Links
Some background reading.
Laws of Computing
A key point not normally mentioned is that "clock reach" which is
dependent on wire resistance does not scale well. So, although the
number of transistors keeps going up, design methodology needs to
change -
i.e. designs do not scale automatically. Under 45nm design methodology
needs to handle "high sigma" Silicon where manufacturing variability is
high and hence timing is inconsistent.
Devices of a few nm can be built, but not reliably. Future nano-scale
chips will need to be built with fault-tolerance and redundancy
(currently only seen in FPGAs and memories).
All systems have a bottleneck, if you fix one bottleneck another one will appear - see The Goal.
Legacy Effects
Von Neumann syndrome - (Wikipedia)
It is useful to remember that current computing architectures have a
long history. A particular driving force is that memory chips are
manufactured by different companies and on different processes from
CPUs. The economics of shrinking Silicon and a shift to using IP based
design flows may change that.
Computer Architectures
Harvard Architecture - (Wikipedia)
Processor-In-Memory - (Wikipedia)
PIM has not been a successful in the past because of issues with
processing and yield (see VN syndrome above) and the lack of good programming
tools, ParC attempts to address the latter problem.
Reconfigurable Computing - (Wikipedia)
A premise behind believing in the future success of PIM and
Reconfigurable Computing (using FPGAs) is that computer performance is
tied to the physical distance that data is moved during processing.

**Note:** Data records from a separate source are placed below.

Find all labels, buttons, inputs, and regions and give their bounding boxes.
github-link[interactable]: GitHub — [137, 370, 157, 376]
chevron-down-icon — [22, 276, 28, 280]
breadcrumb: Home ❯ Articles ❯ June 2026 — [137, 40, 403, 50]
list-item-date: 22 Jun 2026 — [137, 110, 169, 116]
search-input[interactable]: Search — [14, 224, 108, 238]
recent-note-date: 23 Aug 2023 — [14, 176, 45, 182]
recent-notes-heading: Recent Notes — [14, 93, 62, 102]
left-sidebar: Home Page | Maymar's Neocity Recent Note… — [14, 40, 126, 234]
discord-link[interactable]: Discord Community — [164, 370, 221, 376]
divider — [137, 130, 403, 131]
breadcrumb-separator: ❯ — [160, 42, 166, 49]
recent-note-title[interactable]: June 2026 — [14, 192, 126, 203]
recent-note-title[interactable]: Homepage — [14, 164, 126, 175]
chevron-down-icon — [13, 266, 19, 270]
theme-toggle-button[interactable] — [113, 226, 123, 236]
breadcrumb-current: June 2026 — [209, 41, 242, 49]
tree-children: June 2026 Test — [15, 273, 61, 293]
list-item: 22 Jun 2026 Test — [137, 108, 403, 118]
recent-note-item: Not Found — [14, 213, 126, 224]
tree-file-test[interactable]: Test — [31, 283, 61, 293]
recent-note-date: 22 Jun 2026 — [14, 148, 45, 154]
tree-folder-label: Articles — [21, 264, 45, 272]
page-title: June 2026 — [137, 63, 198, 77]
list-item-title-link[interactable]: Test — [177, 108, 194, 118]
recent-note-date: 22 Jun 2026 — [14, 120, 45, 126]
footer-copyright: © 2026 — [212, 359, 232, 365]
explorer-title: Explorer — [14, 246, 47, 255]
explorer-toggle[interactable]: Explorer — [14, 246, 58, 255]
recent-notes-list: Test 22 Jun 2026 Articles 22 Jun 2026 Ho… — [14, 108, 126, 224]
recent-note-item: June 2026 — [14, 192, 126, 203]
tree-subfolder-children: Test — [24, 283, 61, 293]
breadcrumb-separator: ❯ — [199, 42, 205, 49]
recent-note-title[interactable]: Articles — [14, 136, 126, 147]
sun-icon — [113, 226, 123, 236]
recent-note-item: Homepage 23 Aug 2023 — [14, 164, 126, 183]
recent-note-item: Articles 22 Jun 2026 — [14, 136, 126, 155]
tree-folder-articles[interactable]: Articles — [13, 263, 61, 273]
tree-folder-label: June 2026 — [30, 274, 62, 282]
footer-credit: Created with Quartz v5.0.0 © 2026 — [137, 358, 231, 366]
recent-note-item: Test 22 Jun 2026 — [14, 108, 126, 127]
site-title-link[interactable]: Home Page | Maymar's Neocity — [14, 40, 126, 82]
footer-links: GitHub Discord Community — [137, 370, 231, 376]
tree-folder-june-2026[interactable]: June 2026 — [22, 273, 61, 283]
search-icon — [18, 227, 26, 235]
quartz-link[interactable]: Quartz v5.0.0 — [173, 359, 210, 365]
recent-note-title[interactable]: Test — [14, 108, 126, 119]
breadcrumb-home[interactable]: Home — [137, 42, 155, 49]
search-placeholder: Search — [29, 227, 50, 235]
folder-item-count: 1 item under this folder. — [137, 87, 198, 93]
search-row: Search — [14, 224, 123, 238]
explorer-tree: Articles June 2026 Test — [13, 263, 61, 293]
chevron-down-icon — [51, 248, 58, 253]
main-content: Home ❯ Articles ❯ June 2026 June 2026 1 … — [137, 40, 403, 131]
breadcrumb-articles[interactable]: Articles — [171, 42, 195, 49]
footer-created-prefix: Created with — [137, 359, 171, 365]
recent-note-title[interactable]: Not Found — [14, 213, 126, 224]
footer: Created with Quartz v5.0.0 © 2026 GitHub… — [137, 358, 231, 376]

This ties into Amdahl's law in that if you look at a computing
operation as fetch-calculate-propagate then the fetch/propagate times
are limited by the speed of light and can dominate over the calculate
phase, e.g. in a desktop PC there is usually at least 5cm between the
CPU and the memory, so under optimal conditions that will take at least
2ns to traverse, the CPU cycle time is under 1ns these days, therefore
the fetch/propagate times dominate and a faster processor doesn't help
much if you need more performance.
Ideally PIM/Reconfigurable computing only uses long data links where
latency is not an issue. The human brain is probably PIM-like in its
implementation, see: artificial_neural_network.
New advances in 3D-IC are likely to produce systems where processors are stacked with memory in a PIM-like manner.